Это наконец подействовало. Правда, пошумели еще немного, но потом позакрывали рты. Протестовать против предложения губернского предводителя не осмелился даже Титов.
Никифоров облегченно вздохнул:
– Что ж, господа, ваше молчание я так понимаю: все мы согласны выдвинуть кандидатом в начальники ополчения отставного адмирала Федора Федоровича Ушакова. Ежели это так, то нам остается только написать постановление, как того требует порядок. – И к секретарю: – Пишите, милейший.
Секретарь обмакнул в чернила перо, придвинул бумагу, и Никифоров стал диктовать:
– "Темниковской округи дворяне, выслушав высочайший манифест, в 6 день июля сего года состоявшийся, о выборе из среды себя для распоряжения внутренним ополчением, по общему всех желанию и доверию представляем для избрания в губернские начальники внутреннего ополчения живущего в Темниковской округе господина адмирала и разных орденов кавалера Федора Федоровича Ушакова, известного всем по отличным деяниям, храбрости и долговременной службе". Написал?

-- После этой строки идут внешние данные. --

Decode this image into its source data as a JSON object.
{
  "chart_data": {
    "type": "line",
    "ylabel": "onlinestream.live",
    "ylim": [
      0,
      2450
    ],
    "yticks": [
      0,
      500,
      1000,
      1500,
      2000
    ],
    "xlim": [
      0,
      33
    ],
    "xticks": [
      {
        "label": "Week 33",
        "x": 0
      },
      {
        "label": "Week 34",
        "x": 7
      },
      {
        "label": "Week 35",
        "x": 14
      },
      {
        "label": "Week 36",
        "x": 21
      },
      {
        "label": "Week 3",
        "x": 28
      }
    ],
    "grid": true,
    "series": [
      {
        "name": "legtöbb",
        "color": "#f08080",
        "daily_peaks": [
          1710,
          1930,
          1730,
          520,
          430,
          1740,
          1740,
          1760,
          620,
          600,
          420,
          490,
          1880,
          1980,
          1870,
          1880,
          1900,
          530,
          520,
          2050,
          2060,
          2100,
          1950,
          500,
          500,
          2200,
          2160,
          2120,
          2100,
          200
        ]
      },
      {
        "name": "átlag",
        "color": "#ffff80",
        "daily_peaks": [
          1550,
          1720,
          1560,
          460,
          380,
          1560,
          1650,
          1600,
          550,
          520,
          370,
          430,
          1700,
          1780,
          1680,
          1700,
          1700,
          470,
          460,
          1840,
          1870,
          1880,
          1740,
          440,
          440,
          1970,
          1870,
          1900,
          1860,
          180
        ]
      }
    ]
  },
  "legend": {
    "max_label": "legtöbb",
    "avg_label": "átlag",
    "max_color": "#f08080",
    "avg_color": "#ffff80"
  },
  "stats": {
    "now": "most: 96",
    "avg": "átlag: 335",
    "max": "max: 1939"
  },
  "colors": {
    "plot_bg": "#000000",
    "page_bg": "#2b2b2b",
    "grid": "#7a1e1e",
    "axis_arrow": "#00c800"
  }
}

– Написал, – ответил секретарь.
– А теперь давайте поставим свои подписи, и я отнесу эту бумагу губернскому предводителю.
Едва успели поставить подписи, как послышались удары колокола. Все пошли в зал.

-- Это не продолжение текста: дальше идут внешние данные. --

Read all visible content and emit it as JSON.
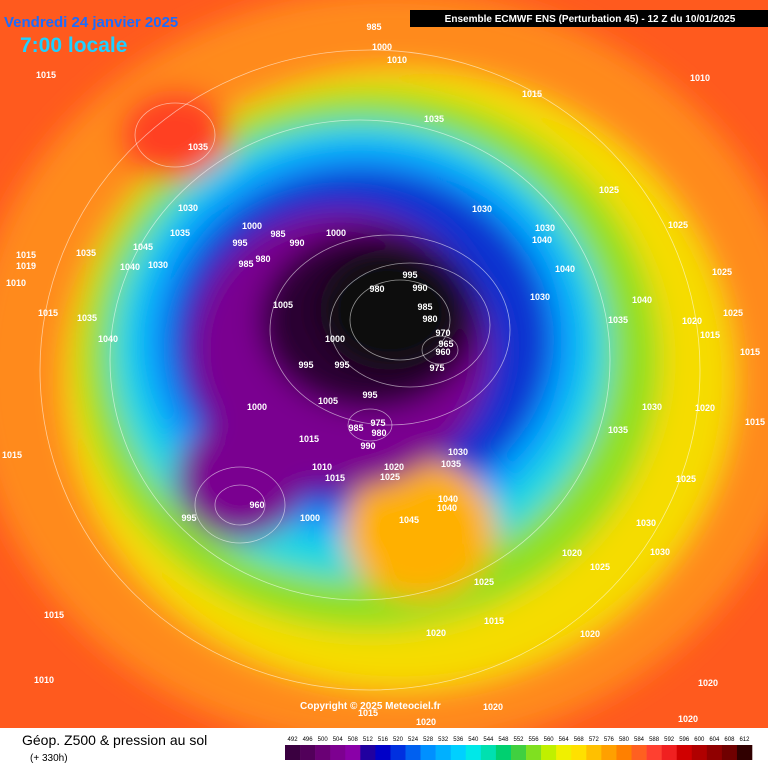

Зал размещался на втором этаже. Поднимаясь по лестнице, темниковцы в общем потоке потеряли друг друга, смешались с представителями других уездов, а в зале уселись кто где мог. Титов оказался рядом с дородным, благообразным с виду господином. Узнав, что этот господин служит в Тамбове и имеет важный чин, обрадовался, стал расспрашивать его об Ахтарове, явился ли он на собрание.
– В первом ряду сидит, – не очень любезно ответил сосед, которому, видимо, не очень нравилось, когда его донимали расспросами.
Титов поднялся и стал искать глазами генерала. Он увидел его сразу. Ахтаров, увешанный орденами и лентами, резко выделялся из прочих дворян. В ту минуту, как Титов смотрел на него, он, видимо почувствовав к себе всеобщее внимание, встал с места, повернулся лицом к залу и трижды поклонился в разные стороны. В ответ раздались негромкие рукоплескания.
– Вот это генерал! – воскликнул Титов. – Вот это будет начальник! Орел! Чистый орел!
– Болван! – с презрительной гримасой промолвил благообразный сосед. Титов сразу притих. Он не совсем понял, кому тот адресовал свое бранное слово – то ли генералу Ахтарову, то ли ему самому. Уточнять не решился.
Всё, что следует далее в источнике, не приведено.